The clinic kept its phone line open, which would forward to Black. Black said she tried to answer people who left messages, but said there were challenges reaching those who didn’t have voicemails or buy phone calls minute to minute. She kept the clinic’s Facebook page updated to inform patients, but many people were inquiring about medical issues they could not complete without seeing them, Black said.
As the state re-opens, Black said patients were anxious to be seen, with many reaching out to the clinic. She anticipates a lot of back lab work on patients, as well as checking cholesterol, diabetes, kidney function, liver function, etc., for patients.
Black said they are going to be mindful of how many volunteers and patients are in the clinic at a time. Rather than have patients wait inside the clinic, volunteer staff will assign patients numbers and ask them to wait in their vehicles or outside so the clinic is not exceeding CDC guidelines. Patients will be screened beforehand.

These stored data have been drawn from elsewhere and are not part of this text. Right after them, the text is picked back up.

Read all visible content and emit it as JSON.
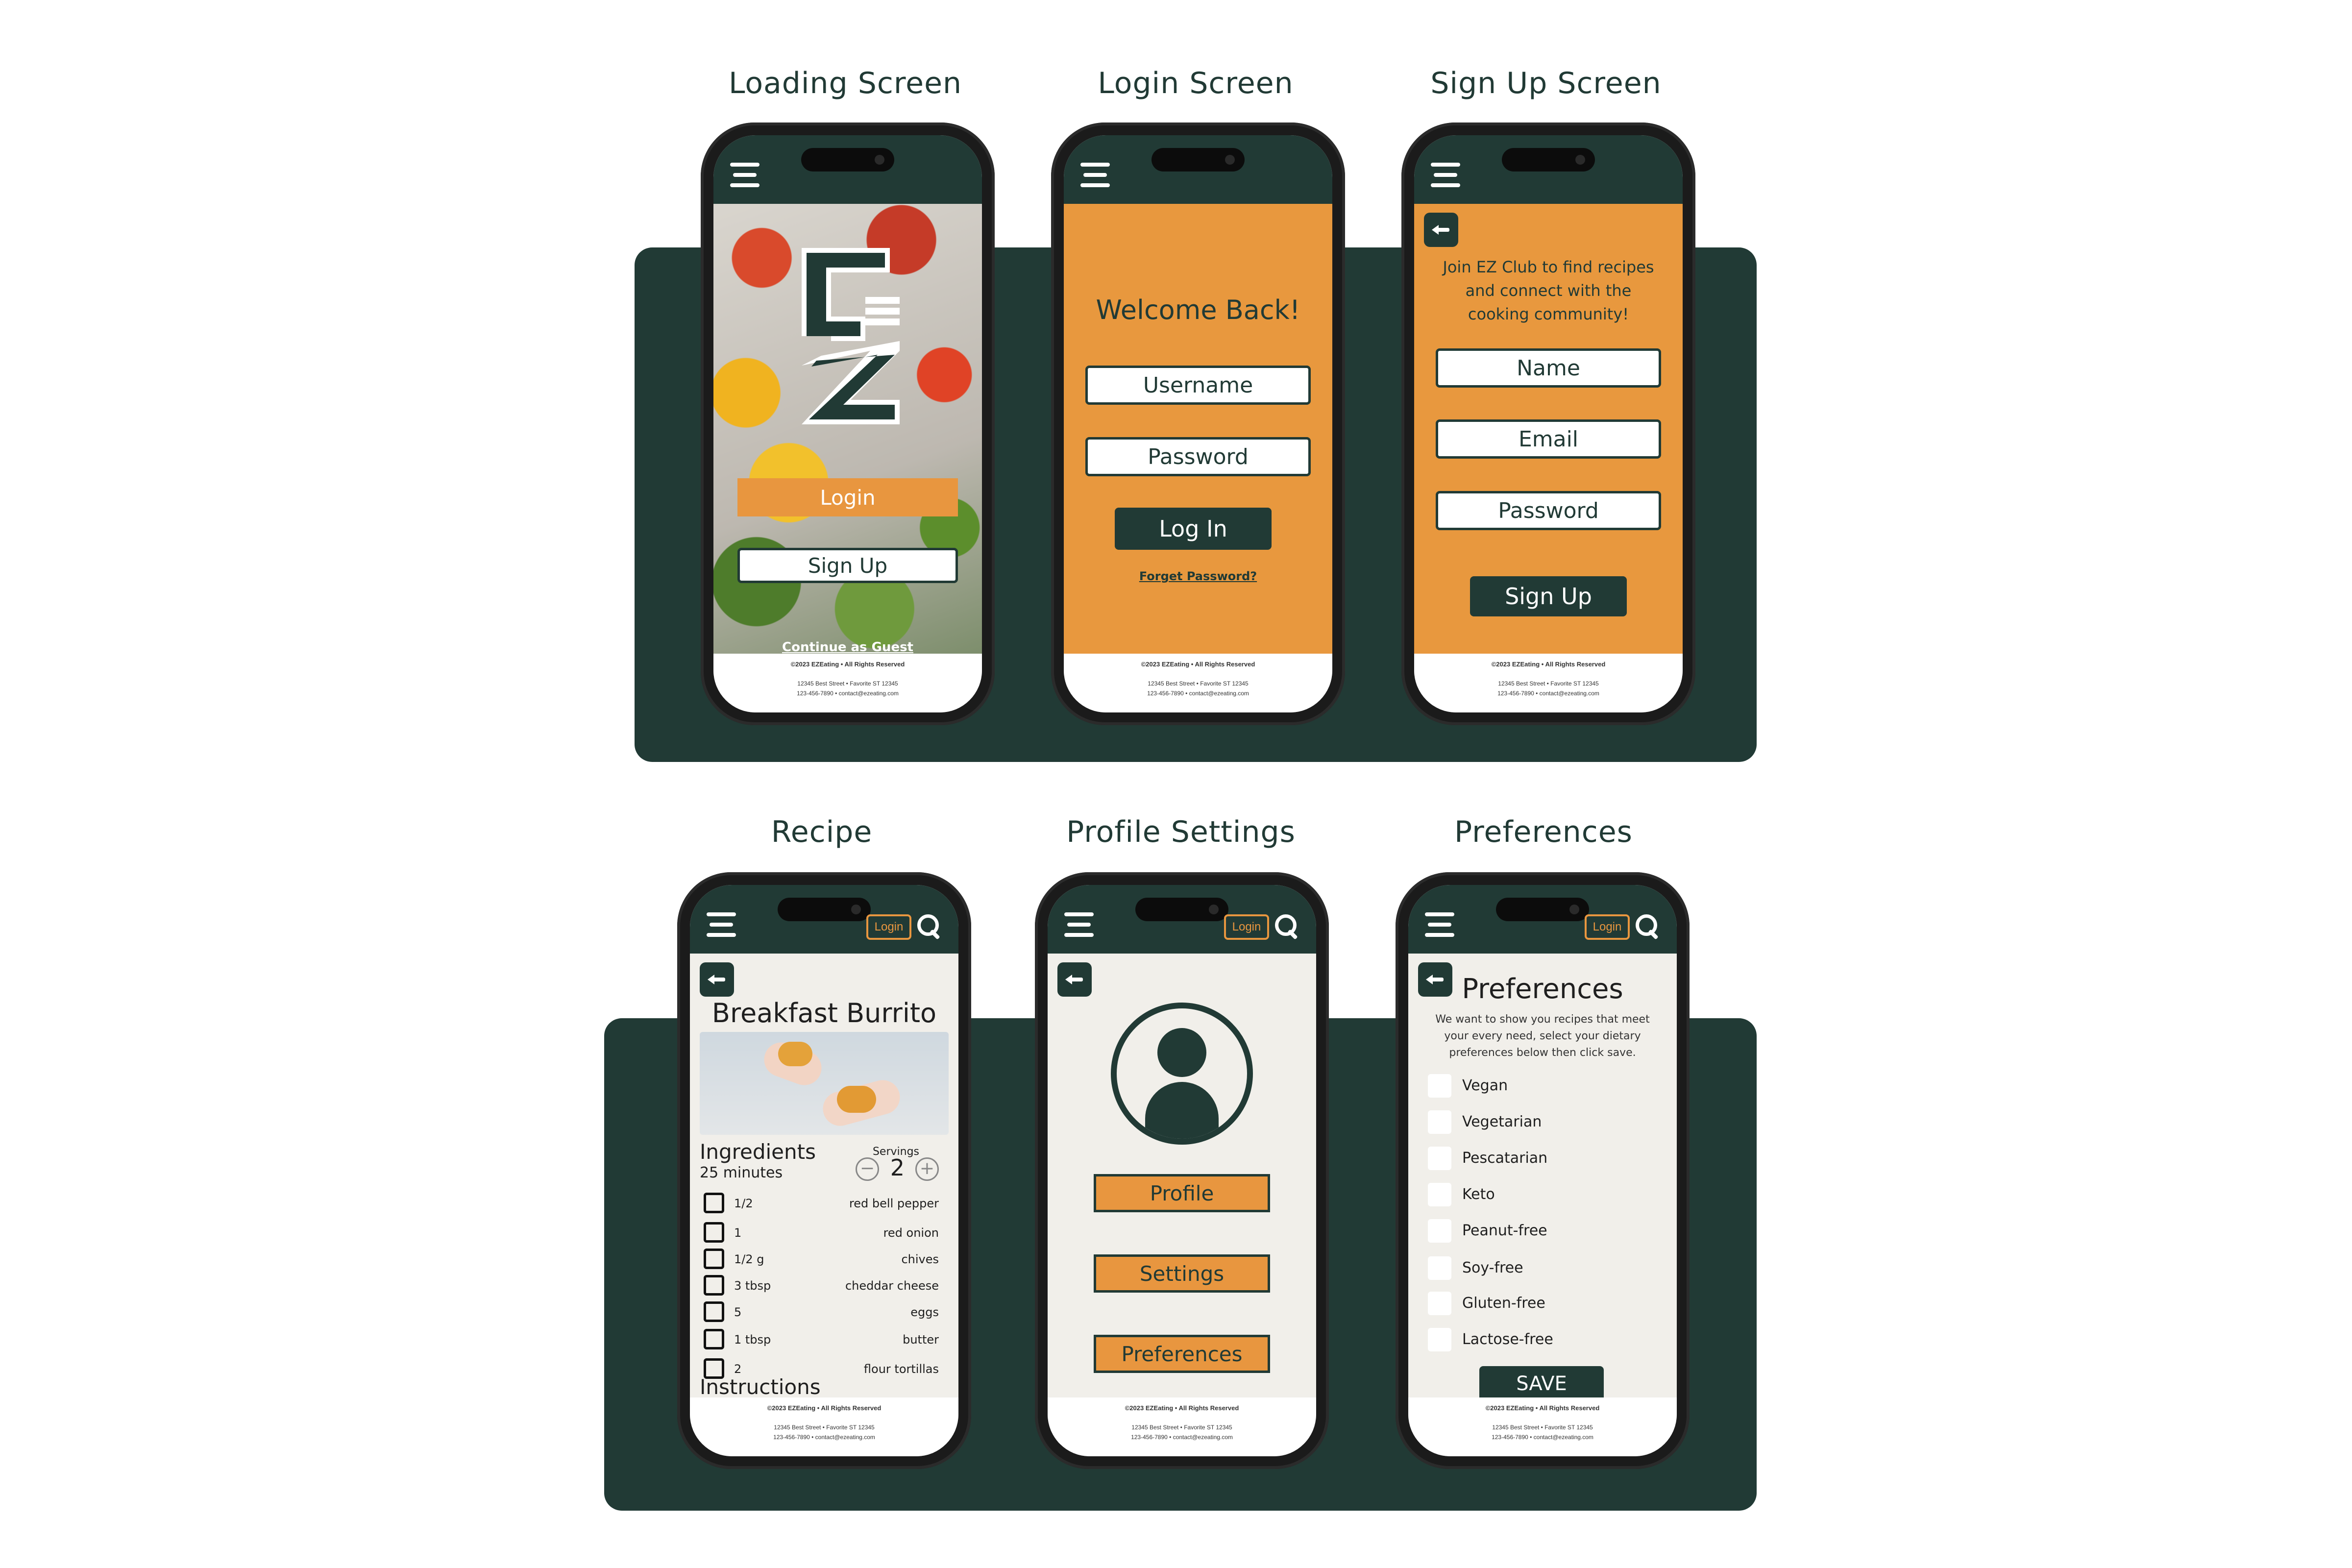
{
  "screens": {
    "loading": {
      "title": "Loading Screen",
      "login_label": "Login",
      "signup_label": "Sign Up",
      "guest_label": "Continue as Guest"
    },
    "login": {
      "title": "Login Screen",
      "heading": "Welcome Back!",
      "username_placeholder": "Username",
      "password_placeholder": "Password",
      "login_button": "Log In",
      "forgot_link": "Forget Password?"
    },
    "signup": {
      "title": "Sign Up Screen",
      "intro": "Join EZ Club to find recipes and connect with the cooking community!",
      "name_placeholder": "Name",
      "email_placeholder": "Email",
      "password_placeholder": "Password",
      "signup_button": "Sign Up"
    },
    "recipe": {
      "title": "Recipe",
      "recipe_name": "Breakfast Burrito",
      "ingredients_heading": "Ingredients",
      "time": "25 minutes",
      "servings_label": "Servings",
      "servings_value": "2",
      "minus": "−",
      "plus": "+",
      "ingredients": [
        {
          "qty": "1/2",
          "name": "red bell pepper"
        },
        {
          "qty": "1",
          "name": "red onion"
        },
        {
          "qty": "1/2 g",
          "name": "chives"
        },
        {
          "qty": "3 tbsp",
          "name": "cheddar cheese"
        },
        {
          "qty": "5",
          "name": "eggs"
        },
        {
          "qty": "1 tbsp",
          "name": "butter"
        },
        {
          "qty": "2",
          "name": "flour tortillas"
        }
      ],
      "instructions_heading": "Instructions"
    },
    "profile": {
      "title": "Profile Settings",
      "buttons": [
        "Profile",
        "Settings",
        "Preferences"
      ]
    },
    "preferences": {
      "title": "Preferences",
      "heading": "Preferences",
      "description": "We want to show you recipes that meet your every need, select your dietary preferences below then click save.",
      "options": [
        "Vegan",
        "Vegetarian",
        "Pescatarian",
        "Keto",
        "Peanut-free",
        "Soy-free",
        "Gluten-free",
        "Lactose-free"
      ],
      "save_button": "SAVE"
    }
  },
  "topbar": {
    "login_chip": "Login"
  },
  "footer": {
    "copyright": "©2023 EZEating • All Rights Reserved",
    "address": "12345 Best Street • Favorite ST 12345",
    "contact": "123-456-7890 • contact@ezeating.com"
  },
  "colors": {
    "dark_green": "#213a35",
    "orange": "#e8983e",
    "cream": "#f1efea"
  }
}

Agape Health Services typically sees 20 to 30 patients a month. Black anticipates an increased need for the free clinic during this time as economic problems related to the pandemic continue.
“I expect to see more because so many people have lost their jobs. I know just from managing the clinics at my day to day job that we’re seeing so many patients who have lost their insurance or job, so I’m expecting to see an increased need in the free clinic world for a while to come still,” Black said.
As a free clinic, Black said the main challenge with reopening is receiving enough PPE. While the community has reached out to offer supplies and money, the global shortage of PPE will make this an ongoing need. Black manages three other clinics and said it has been a day to day struggle getting PPE.
“It’s even harder for a free clinic with no real resources and no allocation from prior purchases with medical distribution companies for anything, so we’re solely relying on other people, clinics, healthcare providers, people who have purchased stuff online,” Black said. “We’re still trying to get some of those resources lined up ... that would help us stay open month to month in this new post-COVID-19 world.”
Agape Health Services is currently in need of contactless or tympanic thermometers, surgical or ear loop masks, N95 respirators, disinfectant sprays, disinfectant wipes, nitrile gloves of all sizes and hand sanitizer.
More volunteers are needed to help handle crowd flow and screen patients, Black said. She is looking for 10 to 12 volunteers. They need volunteers of all medical positions. They are seeking at least two volunteers who can speak Spanish to help assist the large number of Hispanic patients the clinic sees. Black said they also want more volunteers to help screen patients who may have symptoms that are part of ongoing chronic conditions but can be confused for coronavirus symptoms to ensure they are not excluding patients they can help.
“We’re available to everyone without insurance,” Black said. “We’re just there to be the hands and feet of Jesus and we don’t care about immigration status, anything like that. We’re just here to serve the medical needs of our community.”